Além disso, a magistrada também determinou a quebra do sigilo de dados das comunicações telefônicas dos aparelhos encontrados durante a busca, assim como o afastamento do Sigilo Telemático dos aplicativos de cada celular, para coleta de todo conteúdo armazenado em nuvem vinculado aos usuários.
Entre os elementos que serão alvo da investigação policial estão computadores e mídias periféricas (pen drives, CDs, etc.); celulares; e os seguintes documentos: receituários médicos, laudos médicos, contratos de prestação de serviços com os pacientes, termos de consentimentos dos pacientes, prontuários psicológicos e médicos entre outros documentos que possam ser considerados pertinentes pela polícia.

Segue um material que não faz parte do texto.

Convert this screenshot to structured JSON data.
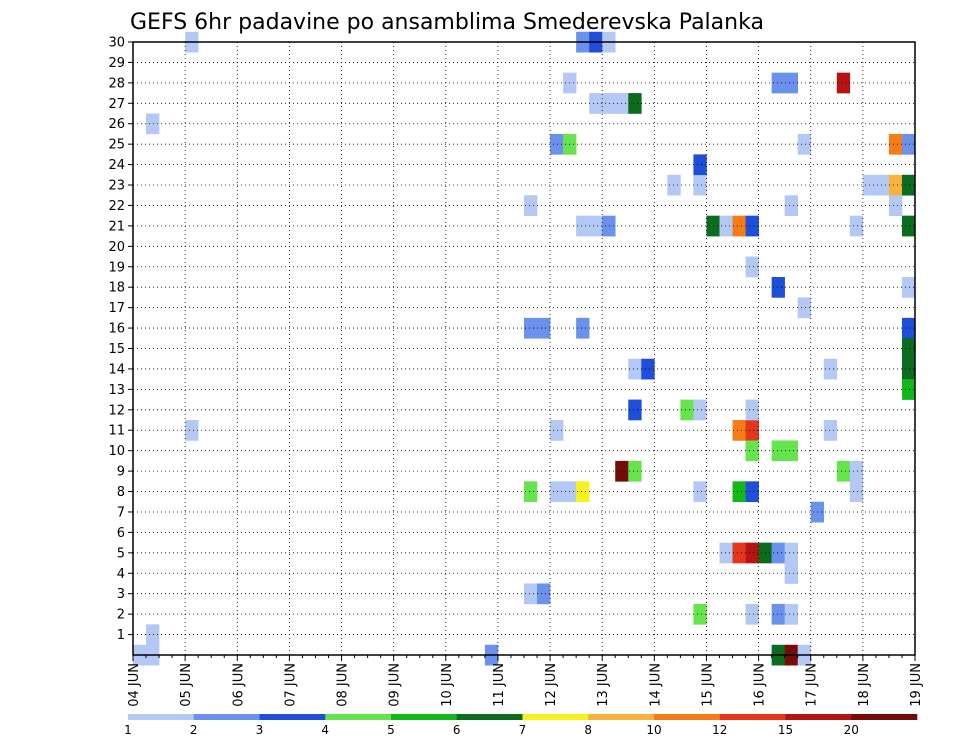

Segundo informações divulgadas pela Comissão de Amigos de Cláudia Pollyanne, um dos donos da clínica passou a responder por homicídio qualificado, com emprego de meio cruel e recurso que dificultou a defesa da vítima, além de cárcere privado qualificado, sendo apontado como o principal executor das agressões e responsável direto pela morte. Já a outra dona responde por homicídio qualificado e cárcere privado qualificado, acusada de participar das agressões e permitir e aderir às práticas violentas dentro da clínica.
Por outro lado, a tia da vítima tornou-se ré por cárcere privado qualificado, e é apontada como responsável por manter Cláudia internada contra a própria vontade mesmo após o fim do contrato.